Updated by John Spray over 5 years ago
- Project changed from Ceph to RADOS
- Category deleted (
ceph cli)
Updated by frank lin over 5 years ago
John Spray wrote:
It's a little bit odd that the ok-to-stop command said 4 PGs, but you actually had 5 PGs go incomplete, but basically yes, the ok-to-stop command was correctly advising you that if you took out that OSD, your system would be degraded.
Was it the "are already degraded or might become unavailable" part that caused confusion (since there was nothing already degraded)?

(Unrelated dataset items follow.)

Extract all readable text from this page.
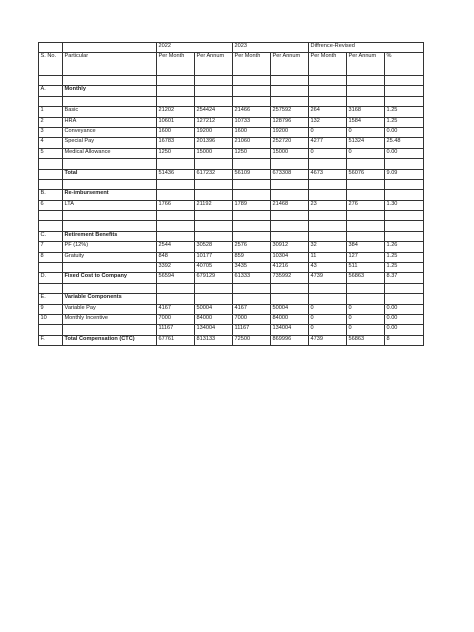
		2022		2023		Diffrence-Revised		
S. No.	Particular	Per Month	Per Annum	Per Month	Per Annum	Per Month	Per Annum	%

A.	Monthly							

1	Basic	21202	254424	21466	257592	264	3168	1.25
2	HRA	10601	127212	10733	128796	132	1584	1.25
3	Conveyance	1600	19200	1600	19200	0	0	0.00
4	Special Pay	16783	201396	21060	252720	4277	51324	25.48
5	Medical Allowance	1250	15000	1250	15000	0	0	0.00

	Total	51436	617232	56109	673308	4673	56076	9.09

B.	Re-imbursement							
6	LTA	1766	21192	1789	21468	23	276	1.30

C.	Retirement Benefits							
7	PF (12%)	2544	30528	2576	30912	32	384	1.26
8	Gratuity	848	10177	859	10304	11	127	1.25
		3392	40705	3435	41216	43	511	1.25
D.	Fixed Cost to Company	56594	679129	61333	735992	4739	56863	8.37

E.	Variable Components							
9	Variable Pay	4167	50004	4167	50004	0	0	0.00
10	Monthly Incentive	7000	84000	7000	84000	0	0	0.00
		11167	134004	11167	134004	0	0	0.00
F.	Total Compensation (CTC)	67761	813133	72500	869996	4739	56863	8
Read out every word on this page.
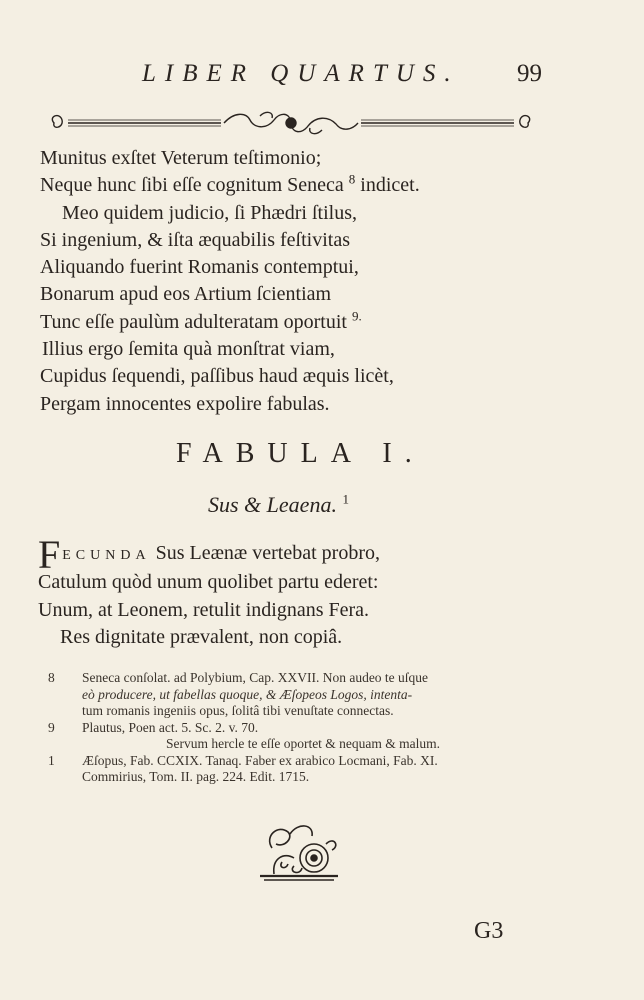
LIBER QUARTUS. 99
Munitus exſtet Veterum teſtimonio;
Neque hunc ſibi eſſe cognitum Seneca $^8$ indicet.
Meo quidem judicio, ſi Phædri ſtilus,
Si ingenium, & iſta æquabilis feſtivitas
Aliquando fuerint Romanis contemptui,
Bonarum apud eos Artium ſcientiam
Tunc eſſe paulùm adulteratam oportuit $^{9.}$
Illius ergo ſemita quà monſtrat viam,
Cupidus ſequendi, paſſibus haud æquis licèt,
Pergam innocentes expolire fabulas.
FABULA I.
Sus & Leaena. $^1$
FECUNDA Sus Leænæ vertebat probro,
Catulum quòd unum quolibet partu ederet:
Unum, at Leonem, retulit indignans Fera.
Res dignitate prævalent, non copiâ.
8 Seneca conſolat. ad Polybium, Cap. XXVII. Non audeo te uſque
eò producere, ut fabellas quoque, & Æſopeos Logos, intenta-
tum romanis ingeniis opus, ſolitâ tibi venuſtate connectas.
9 Plautus, Poen act. 5. Sc. 2. v. 70.
Servum hercle te eſſe oportet & nequam & malum.
1 Æſopus, Fab. CCXIX. Tanaq. Faber ex arabico Locmani, Fab. XI.
Commirius, Tom. II. pag. 224. Edit. 1715.
G3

The "already degraded" part is kind of confusing.
The pg number ok-to-stop predict to be "unavailable" doesn't match the actual incompleted pg number.
Updated by frank lin over 5 years ago
xie xingguo wrote:
I see you are using a pool min_size of 3, so no replicas is allowed to be offline and hence the result is expected?
The pg number ok-to-stop predict to be "unavailable" doesn't match the actual incompleted pg number.
Updated by David Zafman almost 5 years ago
This may be fixed by https://github.com/ceph/ceph/pull/27503
Updated by David Zafman almost 5 years ago
- Due date set to 04/04/2019
- Start date changed from 09/06/2018 to 04/04/2019
- Follows Bug #39099: Give recovery for inactive PGs a higher priority added
Updated by David Zafman almost 5 years ago
- Status changed from New to Need More Info
Can the reporter test this with the change in https://github.com/ceph/ceph/pull/27503 and report back?
Updated by David Zafman over 3 years ago
- Status changed from Need More Info to Rejected
Marking rejected because reporter hasn't responded to request.